Rev 6:5-6 NCV When the Lamb opened the third seal, I heard the third living creature say, "Come!" I looked, and there before me was a black horse, and its rider held a pair of scales in his hand. Then I heard something that sounded like a voice coming from the middle of the four living creatures. The voice said, "A quart of wheat for a day's pay, and three quarts of barley for a day's pay, and do not damage the olive oil and wine!"
“Against all odds, the frameworks of the world’s economic, political, and social systems are being shaken and are beginning to crumble.”
-Jim Bakker in “Prosperity and the Coming Apocalypse”
The head of the International Monetary Fund said on Monday the eurozone needed a bigger firewall to prevent Italy and Spain sliding towards default, underlining Europe’s responsibility in solving its own sovereign debt crisis.
In a speech in Berlin, Christine Lagarde, IMF managing director, said that without a larger bail-out fund, fundamentally solvent countries like Italy and Spain could be forced into a financing crisis.
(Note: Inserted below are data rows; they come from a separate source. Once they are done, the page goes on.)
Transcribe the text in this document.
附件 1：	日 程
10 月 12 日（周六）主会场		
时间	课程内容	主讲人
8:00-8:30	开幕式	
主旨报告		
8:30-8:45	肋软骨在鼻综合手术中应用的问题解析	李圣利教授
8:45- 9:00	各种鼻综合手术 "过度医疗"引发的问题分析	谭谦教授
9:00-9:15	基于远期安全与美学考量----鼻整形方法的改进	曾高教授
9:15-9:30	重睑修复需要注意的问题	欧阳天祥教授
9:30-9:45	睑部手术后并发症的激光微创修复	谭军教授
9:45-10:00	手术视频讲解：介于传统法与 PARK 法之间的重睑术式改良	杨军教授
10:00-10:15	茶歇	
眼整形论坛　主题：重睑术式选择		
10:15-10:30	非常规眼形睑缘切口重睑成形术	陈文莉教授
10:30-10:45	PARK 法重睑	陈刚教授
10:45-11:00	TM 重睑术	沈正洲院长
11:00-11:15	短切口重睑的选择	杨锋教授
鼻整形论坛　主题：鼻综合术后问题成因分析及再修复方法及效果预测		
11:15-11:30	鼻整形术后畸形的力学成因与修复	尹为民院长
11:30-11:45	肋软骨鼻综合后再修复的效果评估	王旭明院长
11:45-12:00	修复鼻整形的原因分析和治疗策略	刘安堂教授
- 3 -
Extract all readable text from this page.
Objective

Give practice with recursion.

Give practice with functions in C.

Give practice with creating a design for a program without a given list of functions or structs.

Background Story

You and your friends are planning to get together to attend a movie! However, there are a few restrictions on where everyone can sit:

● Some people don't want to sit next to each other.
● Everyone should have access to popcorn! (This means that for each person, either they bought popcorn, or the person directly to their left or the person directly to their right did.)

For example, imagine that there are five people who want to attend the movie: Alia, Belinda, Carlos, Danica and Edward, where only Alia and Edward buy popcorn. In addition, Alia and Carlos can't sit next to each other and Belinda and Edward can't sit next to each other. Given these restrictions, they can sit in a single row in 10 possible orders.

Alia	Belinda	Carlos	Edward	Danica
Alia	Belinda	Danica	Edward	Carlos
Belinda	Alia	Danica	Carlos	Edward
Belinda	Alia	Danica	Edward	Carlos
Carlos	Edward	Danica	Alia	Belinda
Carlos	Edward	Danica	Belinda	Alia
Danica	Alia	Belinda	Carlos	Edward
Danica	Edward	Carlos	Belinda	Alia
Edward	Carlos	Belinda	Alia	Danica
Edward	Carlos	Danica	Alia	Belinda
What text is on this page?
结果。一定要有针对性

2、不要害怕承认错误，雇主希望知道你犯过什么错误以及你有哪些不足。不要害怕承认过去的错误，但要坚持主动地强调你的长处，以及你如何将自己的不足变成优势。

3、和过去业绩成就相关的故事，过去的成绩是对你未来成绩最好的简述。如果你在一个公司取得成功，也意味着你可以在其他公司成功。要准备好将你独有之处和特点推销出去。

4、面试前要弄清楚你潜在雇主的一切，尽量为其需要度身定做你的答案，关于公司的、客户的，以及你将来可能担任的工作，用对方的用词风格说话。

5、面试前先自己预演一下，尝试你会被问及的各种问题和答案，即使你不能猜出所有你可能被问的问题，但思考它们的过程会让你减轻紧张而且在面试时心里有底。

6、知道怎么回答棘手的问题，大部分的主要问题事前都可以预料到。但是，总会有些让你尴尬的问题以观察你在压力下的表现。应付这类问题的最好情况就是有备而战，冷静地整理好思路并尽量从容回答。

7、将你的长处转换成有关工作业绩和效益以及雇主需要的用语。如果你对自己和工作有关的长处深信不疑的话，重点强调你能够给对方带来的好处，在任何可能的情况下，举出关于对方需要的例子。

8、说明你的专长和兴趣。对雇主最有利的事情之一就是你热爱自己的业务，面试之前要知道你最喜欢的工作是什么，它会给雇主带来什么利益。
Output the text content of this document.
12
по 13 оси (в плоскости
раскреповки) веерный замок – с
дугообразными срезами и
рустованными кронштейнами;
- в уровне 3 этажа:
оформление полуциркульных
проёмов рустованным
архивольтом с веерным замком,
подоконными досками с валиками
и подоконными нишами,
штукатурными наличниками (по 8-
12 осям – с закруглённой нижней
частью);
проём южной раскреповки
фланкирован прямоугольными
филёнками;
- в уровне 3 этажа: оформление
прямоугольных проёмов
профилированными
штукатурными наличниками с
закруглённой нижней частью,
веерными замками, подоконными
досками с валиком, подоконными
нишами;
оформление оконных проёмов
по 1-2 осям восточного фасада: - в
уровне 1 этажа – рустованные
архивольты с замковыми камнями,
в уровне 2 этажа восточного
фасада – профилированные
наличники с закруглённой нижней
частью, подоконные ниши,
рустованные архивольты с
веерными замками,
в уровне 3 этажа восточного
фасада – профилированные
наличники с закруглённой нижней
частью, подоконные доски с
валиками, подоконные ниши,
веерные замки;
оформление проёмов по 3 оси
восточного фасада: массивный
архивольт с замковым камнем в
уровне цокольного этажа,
“This would have disastrous implications for systemic stability,” she said.
Ms Lagarde said that the eurozone authorities needed “a clear and credible timetable” to fold the existing European Financial Stability Facility (EFSF) into the new European Stability Mechanism (ESM), increase its size and ensure support from the European Central Bank.
Her speech directly addresses one of the most central issues in the eurozone sovereign debt crisis – the size and scope of official bail-out funds designed to stop instability spreading.
The ESM, whose launch leaders are trying to bring forward to July, is planned at around €500bn. That is unlikely to be large enough to finance big bail-out programmes for Italy and Spain, should they be required.
A draft of the EU treaty setting up the ESM and seen by the FT sets the ceiling for the bail-out system at €500bn, but gives members of the fund’s board the right to raise the amount.
However, in a television interview on Sunday evening, Wolfgang Schäuble, German finance minister, said that increasing the size of the fund was not under discussion at the moment.
Although the IMF has not explicitly stated a target size for the eurozone bail-out fund, a paper presented last week to the fund’s executive board implied that the eurozone would need to find an extra $500bn on top of existing resources.
The paper said there was likely to be an additional global demand for bail-out funds of around $1tn over the next two years, of which it said the IMF itself should aim to raise enough cash to meet half.
The IMF, which has provided about a third of the money for bail-outs in Ireland, Greece and Portugal, has been under increasing pressure from its emerging market shareholders and the US not to extend more lending to western Europe without a credible commitment from the eurozone authorities to lead an effective solution to the crisis.
In an apparent reference to Germany, Ms Lagarde on Monday suggested that fiscal consolidation should be delayed in eurozone countries which had the ability to do so.
“Yes, several countries have no choice but to tighten public finances, sharply and quickly,” she said. “But this is not true everywhere. There is a large core where fiscal adjustment can be more gradual.”
Ms Lagarde said: “Those with fiscal space should support the common effort by reconsidering the pace of adjustment planned for this year.”
The IMF is due to release the latest versions of its global economic forecasts on Tuesday.
Ms Lagarde said they would be lower than previously estimated for most of the world. “Even these lower forecasts assume a constructive policy path that is by no means assured,” she said.